I've also realized that nobody can possibly be as excited and obsessed with our perfect baby boy as we are (nor should they be), and rather than continuing to drive everybody on Facebook nuts with constant status updates every time JJ does something adorable, I decided to roll with the bug a friend put in my ear and start a mommy blog. Took me a few days to find the time and the energy, but here we are!
As the title suggests, I am by no stretch of the imagination the Fount of Wisdom for All Things Baby. I did a lot (and I mean a LOT) of babysitting growing up, which prepared me in some small measure, I'm sure, but the last (almost) three weeks have thrown into stark relief how little I actually know. I fell into "Mommy-mode" with barely a pause, and much of it is instinctive... burping the baby came without a second thought, for example... but this is the easy time. Yes, I'm tired because I'm suddenly running on six hours of sleep a night (and I count myself blessed to get that much, he's a WONDERFUL baby), and yes, I get frustrated when I can't figure out why he's screaming (which, thank God, has only happened once so far), but at this point his needs and what to do about them are extremely simple. Full stomach + well-burped + clean diaper + Mommy = happy baby. Generally speaking, anyway. It gets complicated later, and believe you me I am ENJOYING this simple time... despite my aching back and all mutterings to the contrary.
That picture up there? He was just about 90 minutes old when that was taken, they had just brought him back from the nursery. I have to say, I don't look half bad, which kind of surprises me, because I got maybe an hour of sleep the night before, and the delivery was pretty insane. The picture makes me laugh because I look completely stunned, and I was. I kept looking at him, trying to wrap my head around the idea that he was inside me, that John and I together had made this beautiful, tiny, precious little creature that was now clutching my finger and sleeping with his ear to my heart-beat. I couldn't seem to grasp it, and spent the better part of my conscious moments that day alternately grinning, crying, and staring at him in total astonishment.
In the last couple of weeks, I find myself looking at the world and everything in it with a completely new frame of reference. EVERYTHING is being passed through the "we have a baby" filter, with some interesting results. Shows I liked (or at least was willing to tolerate) before now have me asking John to change the channel because I don't want the baby hearing that crap, even if he is too young to understand. I find baby-talk addressed to adults more obnoxiously irritating than ever. The zoo scene in Happy Feet made me suddenly burst into tears... and not because it was sad. It's supposed to be this tragic, gut-wrenching scene detailing Mumble's slide into depression and madness, and all I could think was "I get to take JJ to the zoo!"
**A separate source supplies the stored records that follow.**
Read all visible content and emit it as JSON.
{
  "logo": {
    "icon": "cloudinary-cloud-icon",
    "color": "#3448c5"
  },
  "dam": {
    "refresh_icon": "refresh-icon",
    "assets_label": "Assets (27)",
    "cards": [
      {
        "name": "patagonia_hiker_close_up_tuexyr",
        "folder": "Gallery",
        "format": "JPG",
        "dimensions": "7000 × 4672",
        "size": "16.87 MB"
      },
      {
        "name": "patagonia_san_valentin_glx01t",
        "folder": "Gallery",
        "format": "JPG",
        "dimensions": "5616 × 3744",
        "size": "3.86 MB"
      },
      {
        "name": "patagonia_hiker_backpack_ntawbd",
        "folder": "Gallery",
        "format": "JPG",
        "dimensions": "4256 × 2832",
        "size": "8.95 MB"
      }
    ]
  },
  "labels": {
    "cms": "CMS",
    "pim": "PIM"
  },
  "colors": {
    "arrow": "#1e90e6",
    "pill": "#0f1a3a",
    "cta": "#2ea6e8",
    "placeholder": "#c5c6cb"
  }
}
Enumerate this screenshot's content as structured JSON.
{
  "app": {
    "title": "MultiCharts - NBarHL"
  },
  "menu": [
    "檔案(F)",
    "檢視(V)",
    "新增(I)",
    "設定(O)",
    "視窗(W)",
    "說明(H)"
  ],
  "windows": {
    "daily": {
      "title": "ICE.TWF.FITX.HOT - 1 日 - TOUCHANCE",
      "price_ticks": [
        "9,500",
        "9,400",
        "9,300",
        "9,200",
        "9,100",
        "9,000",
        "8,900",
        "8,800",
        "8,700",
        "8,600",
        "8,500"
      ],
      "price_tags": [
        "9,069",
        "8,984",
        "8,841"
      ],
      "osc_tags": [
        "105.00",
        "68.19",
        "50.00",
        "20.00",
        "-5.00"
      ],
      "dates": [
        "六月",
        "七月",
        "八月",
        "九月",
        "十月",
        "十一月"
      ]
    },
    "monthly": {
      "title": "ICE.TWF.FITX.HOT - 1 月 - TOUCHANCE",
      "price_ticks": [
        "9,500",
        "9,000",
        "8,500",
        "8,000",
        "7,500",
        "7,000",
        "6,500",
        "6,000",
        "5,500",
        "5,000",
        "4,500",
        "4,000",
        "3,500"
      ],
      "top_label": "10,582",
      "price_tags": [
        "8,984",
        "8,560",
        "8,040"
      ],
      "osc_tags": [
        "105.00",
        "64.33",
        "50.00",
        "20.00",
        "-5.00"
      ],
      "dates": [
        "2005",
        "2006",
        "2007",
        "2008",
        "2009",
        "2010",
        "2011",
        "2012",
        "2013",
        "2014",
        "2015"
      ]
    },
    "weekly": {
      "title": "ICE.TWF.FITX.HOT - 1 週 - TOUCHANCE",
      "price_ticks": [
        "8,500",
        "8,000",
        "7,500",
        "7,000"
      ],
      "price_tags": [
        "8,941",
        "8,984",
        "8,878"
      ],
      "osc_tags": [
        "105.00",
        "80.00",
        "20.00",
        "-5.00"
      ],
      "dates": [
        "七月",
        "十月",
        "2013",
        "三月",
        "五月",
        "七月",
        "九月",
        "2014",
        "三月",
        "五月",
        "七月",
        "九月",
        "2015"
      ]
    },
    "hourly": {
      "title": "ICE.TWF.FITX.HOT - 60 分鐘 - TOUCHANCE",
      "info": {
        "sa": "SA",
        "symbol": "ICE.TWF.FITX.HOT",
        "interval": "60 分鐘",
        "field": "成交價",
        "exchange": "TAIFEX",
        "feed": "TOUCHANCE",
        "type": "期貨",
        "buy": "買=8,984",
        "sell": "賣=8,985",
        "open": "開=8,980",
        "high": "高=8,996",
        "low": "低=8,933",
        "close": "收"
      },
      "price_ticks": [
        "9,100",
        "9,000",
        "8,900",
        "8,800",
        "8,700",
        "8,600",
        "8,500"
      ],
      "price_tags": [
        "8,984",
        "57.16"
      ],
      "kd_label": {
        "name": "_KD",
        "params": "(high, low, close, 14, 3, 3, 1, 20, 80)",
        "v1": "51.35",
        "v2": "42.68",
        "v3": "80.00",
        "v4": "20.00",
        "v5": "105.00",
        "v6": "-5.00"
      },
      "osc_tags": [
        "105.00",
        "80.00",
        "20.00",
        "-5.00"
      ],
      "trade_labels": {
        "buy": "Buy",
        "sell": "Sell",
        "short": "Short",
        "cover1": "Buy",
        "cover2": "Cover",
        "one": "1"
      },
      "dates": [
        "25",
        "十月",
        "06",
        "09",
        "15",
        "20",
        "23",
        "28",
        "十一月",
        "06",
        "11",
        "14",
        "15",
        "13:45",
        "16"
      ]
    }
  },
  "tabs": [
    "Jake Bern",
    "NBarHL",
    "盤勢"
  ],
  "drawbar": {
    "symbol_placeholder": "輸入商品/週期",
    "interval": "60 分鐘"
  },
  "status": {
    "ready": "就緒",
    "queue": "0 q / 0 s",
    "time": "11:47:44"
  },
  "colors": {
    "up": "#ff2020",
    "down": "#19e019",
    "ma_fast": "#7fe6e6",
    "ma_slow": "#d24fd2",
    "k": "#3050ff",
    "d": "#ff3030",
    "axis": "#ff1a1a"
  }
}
We get to take him to the zoo, and the aquarium. We get to watch his face when he tastes chocolate for the first time. We get to teach him how to ride a bike and climb a tree and make snow angels. John will be showing him how to clean a fish, and I'll be teaching him to sing harmony the way my mother did... by singing "Come, Follow, Follow" and "Row, Row, Row Your Boat" in rounds with him at bedtime. We get to tell him how flowers grow and why the sky is blue, and all about that big round white thing in the night sky and why it sometimes looks like a coin and other times like the clipped-off piece of a fingernail.
All the neat things we get to do with him thrill me.
All the scary things we have to protect him from terrify me.
And somewhere in the middle is this squishy little bean who wrapped his tiny hand around my finger and melted my heart into a pile of warm fuzzies.
Welcome to the world, son. It's gonna be a crazy trip!